An Oktibbeha County supervisor who openly supports selling OCH Regional Medical Center has gone to extraordinary lengths in an effort to prove she’s not deliberately misleading voters for personal gain.
Bricklee Miller, a first-term supervisor who represents District 4, has hired an attorney and last week took a polygraph exam.
Miller emailed The Dispatch an eight-page document late Friday night containing what appears to be results of a polygraph she completed on Wednesday at the office of her attorney, A. Michael Espy, in Jackson.
Retired Federal Bureau of Investigation agent Clay Poche administered the polygraph, the report indicated. Miller requested the polygraph, the report says. The Dispatch had not requested the document containing the results.
The reported results say Miller showed no signs of deception when she denied having solicited, taken or been offered money or anything of value in regard to selling OCH. It also notes “no indication of deception” when she denied, during the exam, ever intentionally misleading the public with information pertaining to a hospital sale or that any of her fellow supervisors had influenced her to support selling OCH.
“Since the issue of the possible sale of the Oktibbeha County hospital (arose), there (have) been accusations, allegations and rumors about Mrs. Miller on social media and to the press which alleged that (Miller) might be involved in personally benefiting from the sale of the hospital,” Poche wrote in his report. “Bricklee Miller totally denies any and all of these allegations.”
Miller has leveled criticism of OCH since being elected, most recently telling The Dispatch the county hospital “is failing.” She claims the hospital has operated at a more than $5 million deficit this fiscal year — a claim OCH leadership refutes.

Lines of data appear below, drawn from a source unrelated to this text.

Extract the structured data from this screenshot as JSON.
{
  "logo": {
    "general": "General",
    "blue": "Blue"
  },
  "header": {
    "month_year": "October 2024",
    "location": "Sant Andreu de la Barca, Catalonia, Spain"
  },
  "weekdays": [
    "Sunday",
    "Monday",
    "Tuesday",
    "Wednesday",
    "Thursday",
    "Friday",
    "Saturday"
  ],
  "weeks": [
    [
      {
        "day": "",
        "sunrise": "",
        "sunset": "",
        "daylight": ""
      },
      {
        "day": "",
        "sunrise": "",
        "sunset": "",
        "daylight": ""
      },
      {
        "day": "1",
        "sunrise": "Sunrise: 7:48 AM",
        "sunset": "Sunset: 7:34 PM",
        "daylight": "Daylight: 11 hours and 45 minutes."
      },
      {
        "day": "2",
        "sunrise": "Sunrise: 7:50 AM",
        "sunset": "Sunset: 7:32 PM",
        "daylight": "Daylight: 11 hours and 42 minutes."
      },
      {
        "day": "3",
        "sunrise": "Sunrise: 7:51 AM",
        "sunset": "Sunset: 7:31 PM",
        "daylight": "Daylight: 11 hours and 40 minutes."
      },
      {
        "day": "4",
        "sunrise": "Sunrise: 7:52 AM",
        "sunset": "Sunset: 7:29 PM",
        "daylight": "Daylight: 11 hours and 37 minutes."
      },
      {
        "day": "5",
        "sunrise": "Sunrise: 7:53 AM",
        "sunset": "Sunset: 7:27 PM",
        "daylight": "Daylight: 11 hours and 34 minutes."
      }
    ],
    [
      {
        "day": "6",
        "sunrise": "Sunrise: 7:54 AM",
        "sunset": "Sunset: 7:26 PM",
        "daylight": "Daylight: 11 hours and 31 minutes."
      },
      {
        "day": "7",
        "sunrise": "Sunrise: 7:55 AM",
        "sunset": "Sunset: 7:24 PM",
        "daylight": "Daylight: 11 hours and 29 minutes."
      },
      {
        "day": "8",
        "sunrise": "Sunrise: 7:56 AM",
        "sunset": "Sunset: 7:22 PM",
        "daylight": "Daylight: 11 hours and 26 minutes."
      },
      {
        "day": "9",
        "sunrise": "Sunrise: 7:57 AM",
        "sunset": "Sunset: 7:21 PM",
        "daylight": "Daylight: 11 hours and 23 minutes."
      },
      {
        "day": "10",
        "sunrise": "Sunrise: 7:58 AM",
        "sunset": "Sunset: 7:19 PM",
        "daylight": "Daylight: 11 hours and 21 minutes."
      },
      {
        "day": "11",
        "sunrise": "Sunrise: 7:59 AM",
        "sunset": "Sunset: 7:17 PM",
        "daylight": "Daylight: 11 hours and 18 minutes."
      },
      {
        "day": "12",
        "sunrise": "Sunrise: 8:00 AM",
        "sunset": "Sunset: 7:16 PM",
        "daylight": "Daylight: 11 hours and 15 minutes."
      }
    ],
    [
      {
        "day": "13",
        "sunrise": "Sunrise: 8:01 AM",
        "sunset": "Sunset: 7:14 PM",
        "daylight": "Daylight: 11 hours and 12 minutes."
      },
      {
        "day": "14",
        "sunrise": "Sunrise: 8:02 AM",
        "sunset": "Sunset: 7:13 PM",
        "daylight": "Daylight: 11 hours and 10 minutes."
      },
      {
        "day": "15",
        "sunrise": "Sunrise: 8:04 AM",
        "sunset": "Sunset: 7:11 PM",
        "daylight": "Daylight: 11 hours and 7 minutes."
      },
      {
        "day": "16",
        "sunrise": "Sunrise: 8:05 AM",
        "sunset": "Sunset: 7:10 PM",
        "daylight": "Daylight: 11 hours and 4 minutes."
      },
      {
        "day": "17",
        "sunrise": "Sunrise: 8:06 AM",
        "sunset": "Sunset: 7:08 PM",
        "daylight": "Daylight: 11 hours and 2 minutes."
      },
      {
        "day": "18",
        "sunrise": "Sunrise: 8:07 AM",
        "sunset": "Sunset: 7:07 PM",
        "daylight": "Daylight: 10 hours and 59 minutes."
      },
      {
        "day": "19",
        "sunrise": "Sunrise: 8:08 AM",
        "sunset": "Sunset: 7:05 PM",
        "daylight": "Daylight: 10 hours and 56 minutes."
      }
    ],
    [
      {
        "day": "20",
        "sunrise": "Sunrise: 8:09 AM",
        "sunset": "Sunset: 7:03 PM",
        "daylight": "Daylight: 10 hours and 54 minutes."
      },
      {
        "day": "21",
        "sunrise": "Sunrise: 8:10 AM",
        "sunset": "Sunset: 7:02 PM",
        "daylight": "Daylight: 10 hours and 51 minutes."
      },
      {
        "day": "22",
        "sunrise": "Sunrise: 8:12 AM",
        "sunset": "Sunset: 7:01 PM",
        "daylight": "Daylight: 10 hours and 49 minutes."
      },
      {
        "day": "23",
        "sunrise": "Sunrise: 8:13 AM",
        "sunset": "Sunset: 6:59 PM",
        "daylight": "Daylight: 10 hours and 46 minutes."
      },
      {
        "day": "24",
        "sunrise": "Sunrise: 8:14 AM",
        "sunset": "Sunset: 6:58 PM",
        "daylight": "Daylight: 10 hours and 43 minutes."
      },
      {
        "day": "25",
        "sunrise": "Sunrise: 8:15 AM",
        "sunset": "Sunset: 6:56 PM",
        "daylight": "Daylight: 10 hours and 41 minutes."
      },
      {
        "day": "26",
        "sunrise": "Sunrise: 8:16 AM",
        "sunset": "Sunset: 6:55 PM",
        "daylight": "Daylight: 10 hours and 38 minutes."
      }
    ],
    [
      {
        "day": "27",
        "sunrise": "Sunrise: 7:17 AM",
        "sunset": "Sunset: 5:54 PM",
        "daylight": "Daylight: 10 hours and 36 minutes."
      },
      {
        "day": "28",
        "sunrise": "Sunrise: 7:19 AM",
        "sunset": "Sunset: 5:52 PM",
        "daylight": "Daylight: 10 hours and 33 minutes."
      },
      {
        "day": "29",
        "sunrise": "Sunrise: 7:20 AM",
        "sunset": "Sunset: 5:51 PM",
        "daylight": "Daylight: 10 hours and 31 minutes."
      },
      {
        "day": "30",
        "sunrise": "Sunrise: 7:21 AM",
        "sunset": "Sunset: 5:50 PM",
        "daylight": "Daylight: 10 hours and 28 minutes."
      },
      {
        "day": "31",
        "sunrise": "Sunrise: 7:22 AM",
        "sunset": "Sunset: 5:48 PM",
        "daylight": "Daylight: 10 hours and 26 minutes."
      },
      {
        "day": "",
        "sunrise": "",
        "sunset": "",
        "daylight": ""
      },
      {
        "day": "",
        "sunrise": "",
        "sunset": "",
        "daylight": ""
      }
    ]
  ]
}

The polygraph report indicates Miller told Poche how “a few individuals” have posted on social media and leaked to the press “false” and “malicious” accusations that she had solicited or taken kickbacks to support the OCH sale. She only supports the sale, according to the report, “to save Oktibbeha County millions of dollars and to provide better medical services for the county.”
Miller, on two Facebook accounts — her personal page and one she uses as her official supervisor account — has taken harsh criticism and accusations from citizens opposed to the sale. Many commenters have suggested Miller is perpetuating false information about the hospital, while a few have suggested she stands to gain from a sale.
Miller has shared links and information advancing her claim that OCH is losing money, and has occasionally responded to critical comments.
She did not return calls seeking comment for this article.
OCH CEO Richard Hilton, through the hospital’s public relations director Mary Kathryn Kight, declined to comment on Miller’s polygraph.
Trainer: ‘You can’t win a battle on Facebook’
Voters will decide on Nov. 7 whether to authorize supervisors to pursue a hospital sale. Memphis, Tennessee-based Baptist Memorial Health Care Services and North Mississippi Health Services of Tupelo have both submitted proposals to buy the facility.
A majority of supervisors — including Miller, Orlando Trainer of District 2 and Joe Williams of District 5 — support the sale and attempted to move through the process earlier this year without a public vote. Supervisors John Montgomery and Marvell Howard, of districts 1 and 3, respectively, oppose the sale.
A public petition certified earlier this year forced the referendum.
Trainer, speaking to The Dispatch on Saturday, said he respects Miller’s decision to “do what she felt she needed to do.” He added, though, he didn’t see where a polygraph was necessary.
“I’m not criticizing her. I guess I just didn’t realize it had gotten to that point,” Trainer said. “Any time you get caught up in the negative things people are saying about you, that stuff will ruin your day if you let it. And you can’t win a battle on Facebook. You have your perspective, other people have theirs and you need to just do your best to move on.
“If you keep going back and forth with people on Facebook, nothing good is going to come of that,” he added.
Zack Plair is the managing editor for The Dispatch.